Is Restaurant Brands a Buy on the Dip?

Restaurant Brands International Inc (TSX:QSR)(NYSE:QSR) is down 8% in the past week as one of its key brands, Tim Hortons, is facing a lawsuit from a disgruntled franchisee that says the franchisor has failed to meet its obligations. This is not the first time we’ve seen this with Restaurant Brands, as a group of franchisees, the Great White North Franchisee Association, earlier this year accused the company of increasing costs and making it more difficult for franchisees to stay in business.

The sell-off in share price has resulted in the stock going into oversold territory. With a Relative Strength Index (RSI) of less than 29, this suggests that the share price might be due for a reversal. When the RSI falls below 30 that tells investors there has been an excess of selling.

As mentioned, having disputes with its franchisees is nothing new for Restaurant Brands and it hasn’t been enough to adversely affect the stock. Year-to-date returns are still north of 20% even with this latest setback.

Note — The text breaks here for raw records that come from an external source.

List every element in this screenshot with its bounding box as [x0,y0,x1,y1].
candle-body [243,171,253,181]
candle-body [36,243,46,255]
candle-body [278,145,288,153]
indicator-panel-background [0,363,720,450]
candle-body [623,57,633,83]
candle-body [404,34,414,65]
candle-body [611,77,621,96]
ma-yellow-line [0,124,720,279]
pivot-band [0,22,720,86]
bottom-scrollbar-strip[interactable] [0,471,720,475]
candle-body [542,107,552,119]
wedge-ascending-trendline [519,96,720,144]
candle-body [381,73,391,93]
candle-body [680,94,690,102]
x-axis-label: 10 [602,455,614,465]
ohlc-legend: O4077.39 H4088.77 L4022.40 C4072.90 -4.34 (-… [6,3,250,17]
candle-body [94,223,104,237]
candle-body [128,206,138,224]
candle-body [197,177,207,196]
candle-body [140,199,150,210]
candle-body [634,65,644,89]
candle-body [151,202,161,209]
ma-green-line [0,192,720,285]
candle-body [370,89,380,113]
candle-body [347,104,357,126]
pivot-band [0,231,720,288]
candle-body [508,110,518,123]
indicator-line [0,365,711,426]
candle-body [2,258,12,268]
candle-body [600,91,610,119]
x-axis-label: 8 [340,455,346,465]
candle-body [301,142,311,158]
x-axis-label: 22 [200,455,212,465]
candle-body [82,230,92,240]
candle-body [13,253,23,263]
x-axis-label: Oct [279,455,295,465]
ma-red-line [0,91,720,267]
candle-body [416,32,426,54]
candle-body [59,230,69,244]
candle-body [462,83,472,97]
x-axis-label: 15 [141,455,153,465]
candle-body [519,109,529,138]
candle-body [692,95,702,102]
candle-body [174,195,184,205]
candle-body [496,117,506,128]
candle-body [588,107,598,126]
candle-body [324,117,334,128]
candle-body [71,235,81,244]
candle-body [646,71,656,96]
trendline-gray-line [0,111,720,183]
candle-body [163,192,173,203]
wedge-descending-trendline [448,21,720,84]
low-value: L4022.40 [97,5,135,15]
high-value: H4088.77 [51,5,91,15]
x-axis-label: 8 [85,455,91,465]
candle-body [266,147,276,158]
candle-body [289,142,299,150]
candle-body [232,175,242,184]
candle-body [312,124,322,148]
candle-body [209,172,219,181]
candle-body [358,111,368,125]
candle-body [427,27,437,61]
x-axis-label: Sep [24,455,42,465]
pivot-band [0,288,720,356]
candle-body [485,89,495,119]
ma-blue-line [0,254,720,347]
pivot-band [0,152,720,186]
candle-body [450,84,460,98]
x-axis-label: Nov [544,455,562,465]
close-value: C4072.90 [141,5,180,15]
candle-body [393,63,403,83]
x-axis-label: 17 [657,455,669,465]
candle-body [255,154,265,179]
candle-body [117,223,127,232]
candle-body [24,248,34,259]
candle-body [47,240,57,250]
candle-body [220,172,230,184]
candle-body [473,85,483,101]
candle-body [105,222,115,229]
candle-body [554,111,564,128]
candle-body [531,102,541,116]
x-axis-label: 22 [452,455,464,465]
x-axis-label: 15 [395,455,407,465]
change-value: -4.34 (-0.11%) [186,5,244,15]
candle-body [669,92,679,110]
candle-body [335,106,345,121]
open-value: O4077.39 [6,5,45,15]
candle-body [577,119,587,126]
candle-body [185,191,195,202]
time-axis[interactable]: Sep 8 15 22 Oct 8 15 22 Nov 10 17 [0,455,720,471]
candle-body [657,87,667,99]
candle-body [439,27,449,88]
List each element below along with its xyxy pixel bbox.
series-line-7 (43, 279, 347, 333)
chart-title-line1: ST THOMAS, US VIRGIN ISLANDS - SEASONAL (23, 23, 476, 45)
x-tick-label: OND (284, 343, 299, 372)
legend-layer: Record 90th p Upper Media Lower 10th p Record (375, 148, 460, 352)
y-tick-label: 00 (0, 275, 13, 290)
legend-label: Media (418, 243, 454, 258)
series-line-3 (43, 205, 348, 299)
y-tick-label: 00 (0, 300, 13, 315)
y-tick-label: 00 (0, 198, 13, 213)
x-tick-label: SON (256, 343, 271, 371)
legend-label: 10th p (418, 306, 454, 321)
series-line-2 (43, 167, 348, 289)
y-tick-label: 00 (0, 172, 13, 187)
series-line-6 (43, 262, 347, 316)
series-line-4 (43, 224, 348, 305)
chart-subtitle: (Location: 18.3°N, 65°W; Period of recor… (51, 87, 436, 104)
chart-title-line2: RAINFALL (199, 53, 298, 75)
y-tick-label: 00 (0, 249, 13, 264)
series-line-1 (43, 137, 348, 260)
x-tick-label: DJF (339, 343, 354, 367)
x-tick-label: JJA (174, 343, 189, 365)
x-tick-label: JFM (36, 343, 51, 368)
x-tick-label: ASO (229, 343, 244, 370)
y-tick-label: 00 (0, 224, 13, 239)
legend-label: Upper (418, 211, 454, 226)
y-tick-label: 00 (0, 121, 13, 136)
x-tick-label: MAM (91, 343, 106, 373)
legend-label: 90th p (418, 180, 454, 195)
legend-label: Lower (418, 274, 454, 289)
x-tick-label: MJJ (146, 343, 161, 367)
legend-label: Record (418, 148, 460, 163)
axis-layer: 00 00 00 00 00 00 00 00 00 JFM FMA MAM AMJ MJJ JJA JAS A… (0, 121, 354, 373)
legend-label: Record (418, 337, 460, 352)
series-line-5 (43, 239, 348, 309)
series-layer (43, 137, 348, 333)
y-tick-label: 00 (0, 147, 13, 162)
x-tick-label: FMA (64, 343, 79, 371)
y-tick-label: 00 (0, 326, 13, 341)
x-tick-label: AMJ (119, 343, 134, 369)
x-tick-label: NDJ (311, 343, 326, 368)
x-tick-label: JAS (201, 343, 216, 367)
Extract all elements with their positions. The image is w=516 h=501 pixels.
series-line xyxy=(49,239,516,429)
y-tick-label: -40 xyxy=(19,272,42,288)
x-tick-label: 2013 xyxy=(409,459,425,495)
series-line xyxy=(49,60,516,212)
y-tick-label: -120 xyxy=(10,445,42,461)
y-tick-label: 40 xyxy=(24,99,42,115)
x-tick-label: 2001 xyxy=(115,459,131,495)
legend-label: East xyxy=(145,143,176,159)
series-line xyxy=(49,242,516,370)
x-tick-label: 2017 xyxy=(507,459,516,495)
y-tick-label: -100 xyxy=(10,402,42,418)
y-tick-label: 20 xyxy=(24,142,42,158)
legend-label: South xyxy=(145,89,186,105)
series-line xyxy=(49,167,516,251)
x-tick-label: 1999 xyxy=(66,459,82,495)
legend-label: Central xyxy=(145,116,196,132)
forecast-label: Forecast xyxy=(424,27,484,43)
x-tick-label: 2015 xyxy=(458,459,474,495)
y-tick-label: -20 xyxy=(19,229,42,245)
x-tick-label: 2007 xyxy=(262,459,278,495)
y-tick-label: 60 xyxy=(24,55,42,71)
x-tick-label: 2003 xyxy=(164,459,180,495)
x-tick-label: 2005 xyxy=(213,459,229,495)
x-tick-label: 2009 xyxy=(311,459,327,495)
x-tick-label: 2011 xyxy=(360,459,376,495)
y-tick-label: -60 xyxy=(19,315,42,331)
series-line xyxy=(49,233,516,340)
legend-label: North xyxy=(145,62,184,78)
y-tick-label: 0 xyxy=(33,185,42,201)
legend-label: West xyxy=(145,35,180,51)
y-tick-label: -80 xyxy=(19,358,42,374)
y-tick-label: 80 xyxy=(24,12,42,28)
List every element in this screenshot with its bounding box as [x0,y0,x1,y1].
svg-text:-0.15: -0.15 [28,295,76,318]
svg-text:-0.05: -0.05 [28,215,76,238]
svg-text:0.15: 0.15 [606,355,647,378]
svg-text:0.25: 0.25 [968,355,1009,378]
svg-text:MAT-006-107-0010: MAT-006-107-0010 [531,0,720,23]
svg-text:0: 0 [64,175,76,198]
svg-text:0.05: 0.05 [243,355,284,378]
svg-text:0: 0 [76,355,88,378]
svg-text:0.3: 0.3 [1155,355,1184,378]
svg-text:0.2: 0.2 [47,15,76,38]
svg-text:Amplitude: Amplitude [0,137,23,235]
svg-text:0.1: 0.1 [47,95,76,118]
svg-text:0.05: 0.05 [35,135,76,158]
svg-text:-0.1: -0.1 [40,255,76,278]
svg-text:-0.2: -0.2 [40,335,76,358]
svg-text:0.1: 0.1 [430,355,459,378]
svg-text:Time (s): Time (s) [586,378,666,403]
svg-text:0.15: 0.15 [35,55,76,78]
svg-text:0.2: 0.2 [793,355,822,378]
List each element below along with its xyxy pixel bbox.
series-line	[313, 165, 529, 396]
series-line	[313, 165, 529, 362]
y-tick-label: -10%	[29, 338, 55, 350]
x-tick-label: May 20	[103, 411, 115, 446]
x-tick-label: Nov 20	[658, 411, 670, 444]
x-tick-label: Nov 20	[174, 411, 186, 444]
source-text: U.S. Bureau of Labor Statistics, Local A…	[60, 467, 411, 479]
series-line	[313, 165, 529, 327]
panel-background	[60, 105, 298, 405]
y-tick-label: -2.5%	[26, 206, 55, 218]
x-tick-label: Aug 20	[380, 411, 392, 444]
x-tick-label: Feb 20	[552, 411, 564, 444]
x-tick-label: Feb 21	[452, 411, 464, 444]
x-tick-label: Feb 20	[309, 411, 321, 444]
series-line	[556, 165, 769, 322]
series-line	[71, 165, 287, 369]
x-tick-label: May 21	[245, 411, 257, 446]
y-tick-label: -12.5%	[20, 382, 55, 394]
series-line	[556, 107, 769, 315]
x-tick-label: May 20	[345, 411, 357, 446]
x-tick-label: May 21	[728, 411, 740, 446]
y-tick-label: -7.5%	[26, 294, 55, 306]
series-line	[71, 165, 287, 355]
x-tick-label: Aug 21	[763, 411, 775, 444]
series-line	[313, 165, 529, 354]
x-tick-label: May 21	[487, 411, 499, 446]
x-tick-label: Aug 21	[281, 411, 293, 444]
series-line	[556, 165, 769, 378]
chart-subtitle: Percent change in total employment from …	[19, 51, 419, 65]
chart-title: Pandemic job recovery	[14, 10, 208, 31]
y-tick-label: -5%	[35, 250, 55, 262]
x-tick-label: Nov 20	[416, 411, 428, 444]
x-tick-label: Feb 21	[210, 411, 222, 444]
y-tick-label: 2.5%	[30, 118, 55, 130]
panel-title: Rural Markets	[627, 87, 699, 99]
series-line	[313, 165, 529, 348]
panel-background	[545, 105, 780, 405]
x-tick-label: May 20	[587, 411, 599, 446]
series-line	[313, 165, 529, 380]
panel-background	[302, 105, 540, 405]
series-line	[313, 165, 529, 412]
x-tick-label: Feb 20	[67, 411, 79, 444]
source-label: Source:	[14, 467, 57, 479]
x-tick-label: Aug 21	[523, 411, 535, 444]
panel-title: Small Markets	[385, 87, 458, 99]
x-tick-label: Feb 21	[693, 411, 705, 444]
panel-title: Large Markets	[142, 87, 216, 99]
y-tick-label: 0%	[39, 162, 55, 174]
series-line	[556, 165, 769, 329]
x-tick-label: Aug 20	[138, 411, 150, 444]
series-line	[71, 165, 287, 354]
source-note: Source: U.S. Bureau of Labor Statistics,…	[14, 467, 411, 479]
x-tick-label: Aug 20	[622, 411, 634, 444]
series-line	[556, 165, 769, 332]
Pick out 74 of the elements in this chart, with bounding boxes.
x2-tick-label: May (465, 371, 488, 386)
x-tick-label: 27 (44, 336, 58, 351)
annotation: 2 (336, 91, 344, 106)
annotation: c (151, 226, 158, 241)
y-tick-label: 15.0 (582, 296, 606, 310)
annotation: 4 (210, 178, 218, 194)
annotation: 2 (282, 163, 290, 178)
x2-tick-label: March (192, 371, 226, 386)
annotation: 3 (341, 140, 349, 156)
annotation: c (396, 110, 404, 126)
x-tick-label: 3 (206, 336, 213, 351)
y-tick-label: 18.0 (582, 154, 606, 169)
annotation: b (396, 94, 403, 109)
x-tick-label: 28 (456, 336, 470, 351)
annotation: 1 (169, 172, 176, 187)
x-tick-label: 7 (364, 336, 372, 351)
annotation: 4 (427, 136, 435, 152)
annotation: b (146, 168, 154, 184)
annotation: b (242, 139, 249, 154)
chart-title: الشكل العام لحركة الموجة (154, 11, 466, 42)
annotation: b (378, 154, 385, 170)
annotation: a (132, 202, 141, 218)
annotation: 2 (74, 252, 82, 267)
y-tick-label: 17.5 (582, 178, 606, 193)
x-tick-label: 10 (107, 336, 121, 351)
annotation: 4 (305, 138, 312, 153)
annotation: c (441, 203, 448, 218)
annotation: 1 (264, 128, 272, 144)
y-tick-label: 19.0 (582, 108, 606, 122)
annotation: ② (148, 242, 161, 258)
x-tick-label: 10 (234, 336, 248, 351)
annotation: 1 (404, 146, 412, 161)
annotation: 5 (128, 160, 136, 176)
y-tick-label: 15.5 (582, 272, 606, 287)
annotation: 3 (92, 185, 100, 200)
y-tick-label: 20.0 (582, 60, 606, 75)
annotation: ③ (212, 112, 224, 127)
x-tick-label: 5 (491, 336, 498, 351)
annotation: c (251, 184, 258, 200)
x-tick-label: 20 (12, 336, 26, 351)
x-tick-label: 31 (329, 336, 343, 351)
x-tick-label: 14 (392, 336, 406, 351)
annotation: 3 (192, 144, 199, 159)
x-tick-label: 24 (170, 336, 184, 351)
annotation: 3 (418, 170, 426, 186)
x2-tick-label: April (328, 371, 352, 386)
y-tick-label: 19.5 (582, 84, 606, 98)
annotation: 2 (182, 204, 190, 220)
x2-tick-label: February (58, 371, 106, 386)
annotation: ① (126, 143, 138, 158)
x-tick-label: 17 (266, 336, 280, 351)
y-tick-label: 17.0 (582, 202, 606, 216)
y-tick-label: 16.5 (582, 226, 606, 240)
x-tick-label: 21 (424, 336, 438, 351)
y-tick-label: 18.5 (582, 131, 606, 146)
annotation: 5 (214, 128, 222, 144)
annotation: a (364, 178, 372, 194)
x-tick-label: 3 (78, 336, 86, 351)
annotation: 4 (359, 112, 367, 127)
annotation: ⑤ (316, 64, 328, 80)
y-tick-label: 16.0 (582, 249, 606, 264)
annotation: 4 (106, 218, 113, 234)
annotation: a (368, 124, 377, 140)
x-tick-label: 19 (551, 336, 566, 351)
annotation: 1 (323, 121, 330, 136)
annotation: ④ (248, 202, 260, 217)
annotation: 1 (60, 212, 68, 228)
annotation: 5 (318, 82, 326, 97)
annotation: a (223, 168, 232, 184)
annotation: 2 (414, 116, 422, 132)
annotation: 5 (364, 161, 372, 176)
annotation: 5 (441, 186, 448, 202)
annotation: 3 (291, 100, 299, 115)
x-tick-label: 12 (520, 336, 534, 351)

Even if Restaurant Brands loses some franchisees, the popular Tim Hortons brand will certainly find others that are more than willing to run the iconic Canadian coffee shop. Negative press might send a stock down in price, but unless there is a significant problem that will impact the company’s operations, the stock is likely to recover.

This could be a great opportunity for investors to buy on the dip and take advantage of a rare opportunity where the stock has seen a big sell-off.